Warisan lainnya adalah masalah pendirian tempat ibadat. di pulau Jawa, umumnya masalah menimpa mereka yang ingin mendirikan gereja. Sementara di wilayah seperti Nusa Tenggar Timur, orang terhambat untuk mendirikan masjid. Di sejumlah tempat, vihara dan tempat ibadat lainnya tidak bisa mereka bangun. Masalah ini bisa melebar jika terus menerus dibiarkan.

***

Betul bahwa SBY pernah mendapat penghargaan “World Statesman Award” dari Appeal of Conscience Foundation karena dianggap telah memelihara perdamaian bersama dan meningkatkan hak asasi manusia, kebebasan beragama dan kerjasama antaragama. Faktanya, ia mewariskan masalah sosial keagamana yang sangat serius.

Kurang dari empat bulan ke depan, kita akan mempunyai presiden baru. Ia harus bersiap menanggung dan menyelesaikan tiga warisan SBY di atas. Jika prediksi sejumlah lembaga survey benar bahwa Jokowi yang akan menjadi presiden Indonesia berikutnya, peluang untuk mengatasi warisan masalah di atas cukup terbuka. Terbukti, Jokowi tegas mempertahankan Susan Jasmin sebagai lurah Lenteng Agung, yang diprotes sejumlah warga karena agamanya.
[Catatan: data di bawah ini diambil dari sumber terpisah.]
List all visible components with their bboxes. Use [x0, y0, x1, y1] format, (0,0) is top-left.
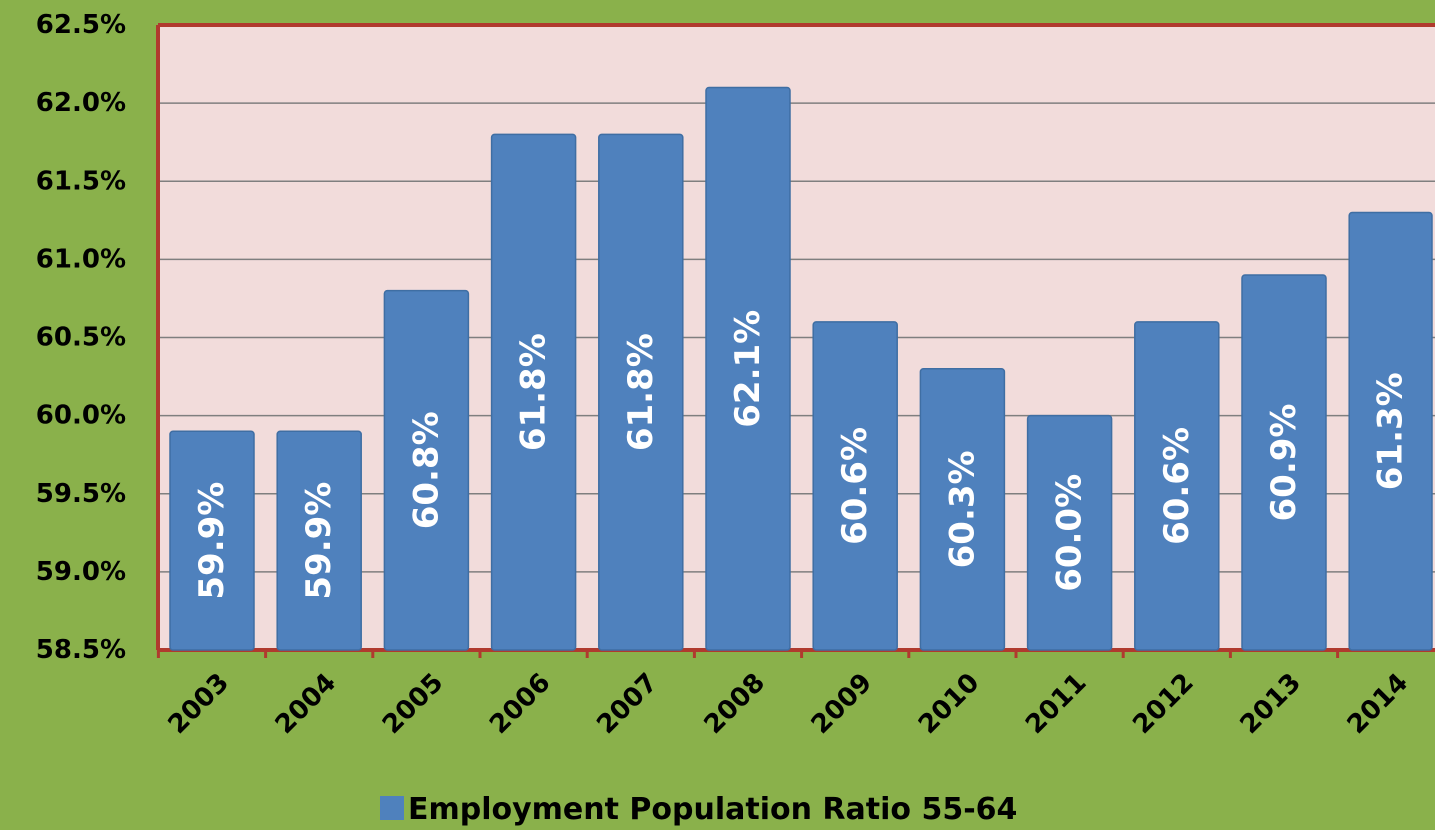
- data-label-2003: 59.9%: [192, 482, 232, 600]
- x-tick-label-2006: 2006: [484, 668, 556, 740]
- data-label-2004: 59.9%: [299, 482, 339, 600]
- bar-2006: [490, 133, 577, 651]
- bar-2003: [169, 430, 255, 651]
- x-tick-label-2012: 2012: [1127, 668, 1199, 740]
- bar-2004: [276, 430, 362, 651]
- x-tick-label-2010: 2010: [913, 668, 985, 740]
- bar-2014: [1348, 211, 1433, 651]
- legend: Employment Population Ratio 55-64: [380, 792, 1017, 827]
- x-tick-label-2004: 2004: [270, 668, 342, 740]
- x-tick-label-2003: 2003: [163, 668, 235, 740]
- data-label-2012: 60.6%: [1157, 427, 1197, 545]
- x-tick-label-2007: 2007: [591, 668, 663, 740]
- y-tick-label: 62.0%: [36, 88, 126, 118]
- data-label-2011: 60.0%: [1050, 474, 1090, 592]
- bar-2005: [383, 289, 470, 651]
- y-tick-label: 59.0%: [36, 557, 126, 587]
- x-axis: 2003 2004 2005 2006 2007 2008 2009 2010 2011 2012…: [156, 650, 1414, 740]
- x-tick-label-2014: 2014: [1342, 668, 1414, 740]
- gridlines: [158, 102, 1435, 573]
- x-tick-label-2009: 2009: [806, 668, 878, 740]
- data-label-2005: 60.8%: [406, 411, 446, 529]
- data-label-2010: 60.3%: [942, 450, 982, 568]
- bar-2008: [705, 86, 791, 651]
- legend-label: Employment Population Ratio 55-64: [408, 792, 1017, 827]
- bars: [169, 86, 1433, 651]
- data-label-2014: 61.3%: [1371, 372, 1411, 490]
- y-axis: 58.5% 59.0% 59.5% 60.0% 60.5% 61.0% 61.5% 62.0%…: [36, 10, 126, 665]
- data-labels: 59.9% 59.9% 60.8% 61.8% 61.8% 62.1% 60.6% 60.3%…: [192, 310, 1411, 600]
- data-label-2006: 61.8%: [514, 333, 554, 451]
- bar-2009: [812, 321, 898, 651]
- y-tick-label: 59.5%: [36, 479, 126, 509]
- y-tick-label: 60.5%: [36, 323, 126, 353]
- plot-border: [156, 23, 1435, 652]
- bar-2013: [1241, 274, 1327, 651]
- data-label-2008: 62.1%: [728, 310, 768, 428]
- bar-2012: [1134, 321, 1220, 651]
- bar-2007: [598, 133, 684, 651]
- x-tick-label-2008: 2008: [699, 668, 771, 740]
- data-label-2013: 60.9%: [1264, 404, 1304, 522]
- y-tick-label: 61.5%: [36, 166, 126, 196]
- data-label-2009: 60.6%: [835, 427, 875, 545]
- legend-swatch: [380, 796, 404, 820]
- x-tick-label-2011: 2011: [1020, 668, 1092, 740]
- bar-2010: [919, 368, 1006, 651]
- x-tick-label-2005: 2005: [377, 668, 449, 740]
- data-label-2007: 61.8%: [621, 333, 661, 451]
- y-tick-label: 62.5%: [36, 10, 126, 40]
- bar-2011: [1026, 414, 1113, 651]
- y-tick-label: 58.5%: [36, 635, 126, 665]
- x-tick-label-2013: 2013: [1235, 668, 1307, 740]
- y-tick-label: 61.0%: [36, 244, 126, 274]
- y-tick-label: 60.0%: [36, 401, 126, 431]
Ia bertahan, dan pemrotes sedikit demi sedikit berguguran.

Namun jika hasil survey-survey itu meleset, dan kita mendapatkan presiden lain, maka perlu kerja ekstra untuk mendesakkan kesetaraan warga negara dalam meyakini dan menjalankan keyakainannya itu.

Siapapun presidennya, buku Kuburlah Kami Hidup-hidup perlu dibaca para pemimpin negeri ini untuk dapat merenungi dan merasakan apa yang diderita dan dirasakan warga kelompok minoritas di Indonesa. Melalui buku ini juga, kita akan tahu sebagian dari masalah yang diwariskan rezim SBY kepada presiden berikutnya.